Zum Geleit

März 2022

Liebe Freundinnen und Freunde der Manufaktur,

der Manufaktur-März hat in allen Sparten etwas zu bieten, er steht aber vor allem im Zeichen der Internationalen Wochen gegen Rassismus (das sind zwei Wochen – die letzten beiden des Monats). In zwei Veranstaltungen, einem Film und einer Ausstellung wird es um den rechten Terror des sogenannten NSU und um das Andenken an die Menschen, die ihm zum Opfer gefallen sind, gehen. Mehr dazu im Heft.

Dass rund um den NSU-Terror vieles unaufgeklärt geblieben ist, gerade was die Rolle der Behörden und Geheimdienste angeht, das kann ja mittlerweile fast schon als bekannt vorausgesetzt werden. Anders gesagt: es ist inzwischen Allgemeinwissen, dass die Aufklärung vieler Zusammenhänge von bzw. in staatlichen Institutionen aktiv verhindert worden ist. Was man sich immer wieder ins Gedächtnis rufen sollte. Oder auch, dass es die längste Zeit über als normal galt, dass ein verschwörungsraunender, deutschnationaler Ausländerrechts-Hardliner und Rechtsintellektuellendarsteller wie HGM den Verfassungsschutz leitete. Der hat ja nicht erst vor kurzem seinen inneren Höcke gefunden, der ist sich immer treu geblieben, wie es so schön heißt. Es ist eben nicht so, als ob das rechte Problem aus ein paar verwirrten, von der Wende verprellten Ost-Jugendlichen bestünde. Das reicht offensichtlich sehr viel tiefer und in die Mitte der Gesellschaft hinein.

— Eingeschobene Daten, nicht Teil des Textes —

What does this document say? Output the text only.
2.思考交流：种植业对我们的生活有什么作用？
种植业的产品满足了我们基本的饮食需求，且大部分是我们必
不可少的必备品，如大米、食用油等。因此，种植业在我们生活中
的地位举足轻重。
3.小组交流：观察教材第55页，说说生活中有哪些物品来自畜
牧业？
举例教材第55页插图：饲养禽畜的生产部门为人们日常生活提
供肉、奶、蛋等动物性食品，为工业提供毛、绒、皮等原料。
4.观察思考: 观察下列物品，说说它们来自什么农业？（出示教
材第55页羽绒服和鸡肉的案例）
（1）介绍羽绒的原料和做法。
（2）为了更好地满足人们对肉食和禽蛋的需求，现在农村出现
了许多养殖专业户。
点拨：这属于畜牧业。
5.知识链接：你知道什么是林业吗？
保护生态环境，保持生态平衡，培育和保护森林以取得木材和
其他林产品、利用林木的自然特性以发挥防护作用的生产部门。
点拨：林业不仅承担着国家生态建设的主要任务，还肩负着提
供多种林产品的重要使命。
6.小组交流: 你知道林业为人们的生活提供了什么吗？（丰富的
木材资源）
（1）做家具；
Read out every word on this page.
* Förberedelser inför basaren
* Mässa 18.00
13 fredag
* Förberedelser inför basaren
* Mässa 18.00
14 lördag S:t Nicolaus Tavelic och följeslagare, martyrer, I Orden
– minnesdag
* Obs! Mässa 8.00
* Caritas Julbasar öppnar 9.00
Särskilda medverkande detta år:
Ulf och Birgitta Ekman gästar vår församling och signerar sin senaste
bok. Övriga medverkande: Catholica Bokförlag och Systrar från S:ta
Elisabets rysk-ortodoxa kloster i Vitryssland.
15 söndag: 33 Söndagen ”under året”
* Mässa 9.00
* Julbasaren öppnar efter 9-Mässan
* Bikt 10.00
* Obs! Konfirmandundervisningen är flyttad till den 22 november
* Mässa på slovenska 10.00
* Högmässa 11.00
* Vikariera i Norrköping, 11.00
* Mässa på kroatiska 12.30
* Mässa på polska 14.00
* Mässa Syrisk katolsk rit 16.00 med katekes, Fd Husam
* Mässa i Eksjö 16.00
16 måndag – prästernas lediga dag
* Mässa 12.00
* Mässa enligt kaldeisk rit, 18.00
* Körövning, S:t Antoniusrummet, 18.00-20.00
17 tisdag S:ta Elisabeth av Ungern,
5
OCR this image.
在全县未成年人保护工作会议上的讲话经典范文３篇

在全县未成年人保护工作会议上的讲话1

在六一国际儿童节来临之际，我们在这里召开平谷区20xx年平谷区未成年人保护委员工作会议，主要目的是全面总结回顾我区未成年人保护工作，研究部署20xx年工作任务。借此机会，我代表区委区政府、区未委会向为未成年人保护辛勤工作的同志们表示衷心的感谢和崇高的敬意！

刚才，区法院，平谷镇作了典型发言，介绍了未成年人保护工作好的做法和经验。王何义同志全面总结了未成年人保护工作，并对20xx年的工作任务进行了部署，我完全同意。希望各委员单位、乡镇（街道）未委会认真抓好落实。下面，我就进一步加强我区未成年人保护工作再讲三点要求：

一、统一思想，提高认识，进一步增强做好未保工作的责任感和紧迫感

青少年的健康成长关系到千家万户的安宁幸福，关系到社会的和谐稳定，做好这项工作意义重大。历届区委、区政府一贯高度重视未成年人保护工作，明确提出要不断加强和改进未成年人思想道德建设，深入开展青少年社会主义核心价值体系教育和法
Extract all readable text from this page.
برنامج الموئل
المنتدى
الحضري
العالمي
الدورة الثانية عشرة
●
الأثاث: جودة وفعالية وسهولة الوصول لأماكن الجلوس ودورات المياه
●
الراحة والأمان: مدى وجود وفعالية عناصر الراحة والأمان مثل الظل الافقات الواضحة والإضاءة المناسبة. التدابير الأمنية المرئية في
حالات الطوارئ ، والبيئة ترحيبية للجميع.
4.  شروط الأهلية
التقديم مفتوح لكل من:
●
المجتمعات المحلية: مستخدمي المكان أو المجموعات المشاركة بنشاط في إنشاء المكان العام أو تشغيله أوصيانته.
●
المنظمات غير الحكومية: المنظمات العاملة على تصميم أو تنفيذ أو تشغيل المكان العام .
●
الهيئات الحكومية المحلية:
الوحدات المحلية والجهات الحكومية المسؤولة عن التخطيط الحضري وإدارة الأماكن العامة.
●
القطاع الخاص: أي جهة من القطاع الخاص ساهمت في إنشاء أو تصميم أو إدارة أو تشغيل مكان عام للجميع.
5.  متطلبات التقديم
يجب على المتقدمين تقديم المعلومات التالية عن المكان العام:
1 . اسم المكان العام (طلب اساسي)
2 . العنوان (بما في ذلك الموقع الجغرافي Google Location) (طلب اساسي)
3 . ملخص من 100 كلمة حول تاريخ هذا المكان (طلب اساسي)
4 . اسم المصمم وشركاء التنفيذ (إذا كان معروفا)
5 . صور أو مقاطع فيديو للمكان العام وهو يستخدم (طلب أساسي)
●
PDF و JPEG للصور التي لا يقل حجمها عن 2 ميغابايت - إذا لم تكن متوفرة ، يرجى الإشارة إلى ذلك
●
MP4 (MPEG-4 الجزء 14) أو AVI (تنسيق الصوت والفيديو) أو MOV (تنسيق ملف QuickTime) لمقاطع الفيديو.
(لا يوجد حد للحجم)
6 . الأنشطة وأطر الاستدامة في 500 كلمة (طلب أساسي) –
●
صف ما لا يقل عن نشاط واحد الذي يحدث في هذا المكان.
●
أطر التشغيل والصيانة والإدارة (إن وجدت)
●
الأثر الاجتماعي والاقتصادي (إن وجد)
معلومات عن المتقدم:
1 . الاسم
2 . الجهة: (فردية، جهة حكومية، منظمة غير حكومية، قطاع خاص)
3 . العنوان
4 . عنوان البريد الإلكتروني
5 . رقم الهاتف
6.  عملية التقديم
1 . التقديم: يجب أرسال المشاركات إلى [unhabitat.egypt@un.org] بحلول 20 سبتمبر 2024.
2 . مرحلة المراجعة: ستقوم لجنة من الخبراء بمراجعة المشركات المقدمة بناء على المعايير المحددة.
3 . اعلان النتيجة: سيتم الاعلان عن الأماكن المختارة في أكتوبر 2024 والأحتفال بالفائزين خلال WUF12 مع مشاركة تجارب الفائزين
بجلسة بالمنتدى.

Vor dem Hintergrund der Erinnerung an die NSU-Opfer sind wir besonders fassungslos, wenn wir auf die vermeintlichen Querdenker hierzulande schauen. Nicht nur sind sich ausgesprochen viele von ihnen weiterhin nicht zu schade, mit den Faschisten gemeinsam zu demonstrieren. Nein, sie bringen obendrein, wenn sie das zu rechtfertigen versuchen, immer wieder Gleichsetzungen vor, die uns schlicht die Sprache verschlagen – ob das nun mit Pseudo-„Judenstern“ für Ungeimpfte und Anne-Frank-Identifikation einhergeht, wie in den medial skandalisierten Fällen, oder nicht. Was haben wir da nicht alles gehört und gelesen: Man marschiere notgedrungen mit den Rechten, denn die seien in diesem Fall ja „auch für die Grundrechte“, und überhaupt seien die wahren Verfassungsfeinde heute doch diejenigen, die Impfzertifikate verlangen, die Rechten seien jetzt auch für die Freiheit, die Antifaschist:innen dagegen die wahren Nazis, der heutige Faschismus sei der Impfzwangs usw. usf. Solches Gelaber ist auf den ersten Blick halt ein bisschen doof und ein weiteres Belegstück der wohldokumentierten Fähigkeit des menschlichen Geistes, absurdes Zeug zu behaupten. Die ganze Perfidie wird aber erst vor dem Hintergrund der Realität der rechten Gewalt und ihres langjährigen behördlichen Schutzschirms so richtig deutlich. Und nein, wir sind nicht der Meinung, dass alle, die irgendwelche Corona-Maßnahmen daneben finden, deshalb rechtsradikal und heimliche NSU-Fans wären. Das offensichtlich nicht. Aber wer so daherredet, oder sich damit gemein macht, verdient mindestens Widerspruch und auch die Kränkung, diesen Quatsch argumentativ um die Ohren gehauen zu bekommen, ohne allzu viel Rücksicht auf verletzte Querdenker-Gefühle. Und wir wollen bei der Gelegenheit, wenn wir uns schon in Rage geschrieben haben, auch noch einmal festhalten, dass der sozialdarwinistische Gedanke, dass die Gesellschaft nichts dagegen tun sollte, dass die Natur eben aussiebt, wer lebensfähig ist und wer nicht, per se rechts ist und das universalistisch-egalitäre Erbe der Linken verrät. Und wer irre Verschwörungstheorien verbreitet, schadet denen, die dafür kämpfen, reale Machenschaften hinter den Kulissen – wie die rund um den NSU – aufzudecken. Also – nehmen wir die Internationalen Wochen gegen Rassismus doch auch zum Anlass für ein bisschen weniger vom ganz normalen Wahnsinn unserer Tage.